In the ANRS CO13 HEPAVIH Cohort, HCV RNA measurement was performed with one of the two available real-time PCR assays [Roche Cobas AmpliPrep-Cobas TaqMan HCV (CAP-CTM) and the Abbott Real-Time HCV (ART)], according to the assay used in each center. To comply with the recommendations for using the same assay in multicenter clinical trials, all the 204 samples analyzed with ART were retested retrospectively by CAP-CTM. The aim of this study was to assess the usefulness of this strategy in real-life situations. A significant and positive correlation was observed between HCV RNA levels measured in the same samples with ART and CAP-CTM with all the genotypes tested. However, in 33 of the 204 (16%) clinical samples, the individual difference between HCV RNA levels measured by both assays was above ±0.5 log(10)IU/ml. Such viral load variations above 0.5 log(10) should be considered as significant. HCV RNA levels estimated by CAP-CTM for genotype 4 were significantly lower than those for genotypes 1, 2, and 3 (P<0.0001). This study shows that using the same assay in multicenter trials and cohorts is still relevant due to inter-assay differences observed in HCV plasma load measurements.

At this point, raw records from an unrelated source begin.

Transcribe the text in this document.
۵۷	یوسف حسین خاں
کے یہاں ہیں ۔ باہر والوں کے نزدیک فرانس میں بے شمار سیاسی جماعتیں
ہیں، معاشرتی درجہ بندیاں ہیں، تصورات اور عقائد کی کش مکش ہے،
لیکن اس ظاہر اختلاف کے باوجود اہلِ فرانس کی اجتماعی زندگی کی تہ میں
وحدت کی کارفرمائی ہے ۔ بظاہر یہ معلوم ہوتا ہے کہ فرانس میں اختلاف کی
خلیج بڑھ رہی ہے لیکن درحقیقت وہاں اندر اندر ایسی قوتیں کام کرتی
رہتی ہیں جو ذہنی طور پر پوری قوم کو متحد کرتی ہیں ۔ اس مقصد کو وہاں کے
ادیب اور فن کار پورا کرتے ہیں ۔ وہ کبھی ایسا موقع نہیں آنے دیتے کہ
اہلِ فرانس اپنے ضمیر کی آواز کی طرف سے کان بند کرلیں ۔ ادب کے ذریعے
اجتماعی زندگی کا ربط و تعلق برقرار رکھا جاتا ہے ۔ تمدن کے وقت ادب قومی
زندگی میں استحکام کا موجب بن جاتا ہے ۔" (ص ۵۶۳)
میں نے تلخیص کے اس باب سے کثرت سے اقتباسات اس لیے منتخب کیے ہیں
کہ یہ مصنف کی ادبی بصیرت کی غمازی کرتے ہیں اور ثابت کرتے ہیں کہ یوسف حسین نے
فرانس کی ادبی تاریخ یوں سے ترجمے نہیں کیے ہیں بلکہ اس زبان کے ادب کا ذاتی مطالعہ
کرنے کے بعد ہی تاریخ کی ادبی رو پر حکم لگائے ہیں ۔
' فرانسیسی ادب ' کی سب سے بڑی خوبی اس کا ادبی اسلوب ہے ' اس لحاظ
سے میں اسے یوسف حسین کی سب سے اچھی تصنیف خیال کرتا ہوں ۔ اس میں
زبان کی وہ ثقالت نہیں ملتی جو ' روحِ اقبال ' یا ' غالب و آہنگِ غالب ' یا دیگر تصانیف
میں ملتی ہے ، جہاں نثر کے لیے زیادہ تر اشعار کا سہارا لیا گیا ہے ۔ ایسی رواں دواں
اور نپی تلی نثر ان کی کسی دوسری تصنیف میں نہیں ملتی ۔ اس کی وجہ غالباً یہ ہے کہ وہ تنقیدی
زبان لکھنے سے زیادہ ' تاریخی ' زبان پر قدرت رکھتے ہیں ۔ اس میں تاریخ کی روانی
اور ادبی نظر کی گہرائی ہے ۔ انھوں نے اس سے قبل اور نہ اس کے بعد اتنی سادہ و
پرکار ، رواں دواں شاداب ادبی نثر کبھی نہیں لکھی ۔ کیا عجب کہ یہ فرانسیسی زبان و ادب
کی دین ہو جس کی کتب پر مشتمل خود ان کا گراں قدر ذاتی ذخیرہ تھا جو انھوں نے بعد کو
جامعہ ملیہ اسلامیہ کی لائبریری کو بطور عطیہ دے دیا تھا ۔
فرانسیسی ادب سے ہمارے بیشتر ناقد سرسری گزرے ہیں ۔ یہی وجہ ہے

在 ANRS CO13 HEPAVIH 队列研究中,根据各中心使用的检测方法,采用两种可用的实时 PCR 检测法之一[罗氏 Cobas AmpliPrep-Cobas TaqMan HCV(CAP-CTM)和雅培实时 HCV(ART)]来检测 HCV RNA。为了遵守在多中心临床试验中使用相同检测方法的建议,所有用 ART 分析的 204 个样本都用 CAP-CTM 进行了回顾性复测。本研究旨在评估这种策略在实际情况中的有用性。用 ART 和 CAP-CTM 检测相同样本中的 HCV RNA 水平之间观察到显著的正相关,所有检测的基因型均如此。然而,在 204 个临床样本中的 33 个(16%)中,两种检测方法测量的 HCV RNA 水平之间的个体差异大于±0.5 log(10)IU/ml。这种超过 0.5 log(10)的病毒载量变化应被视为显著。用 CAP-CTM 估计的基因型 4 的 HCV RNA 水平明显低于基因型 1、2 和 3(P<0.0001)。本研究表明,由于在 HCV 血浆载量测量中观察到的检测方法之间的差异,在多中心试验和队列研究中使用相同的检测方法仍然是相关的。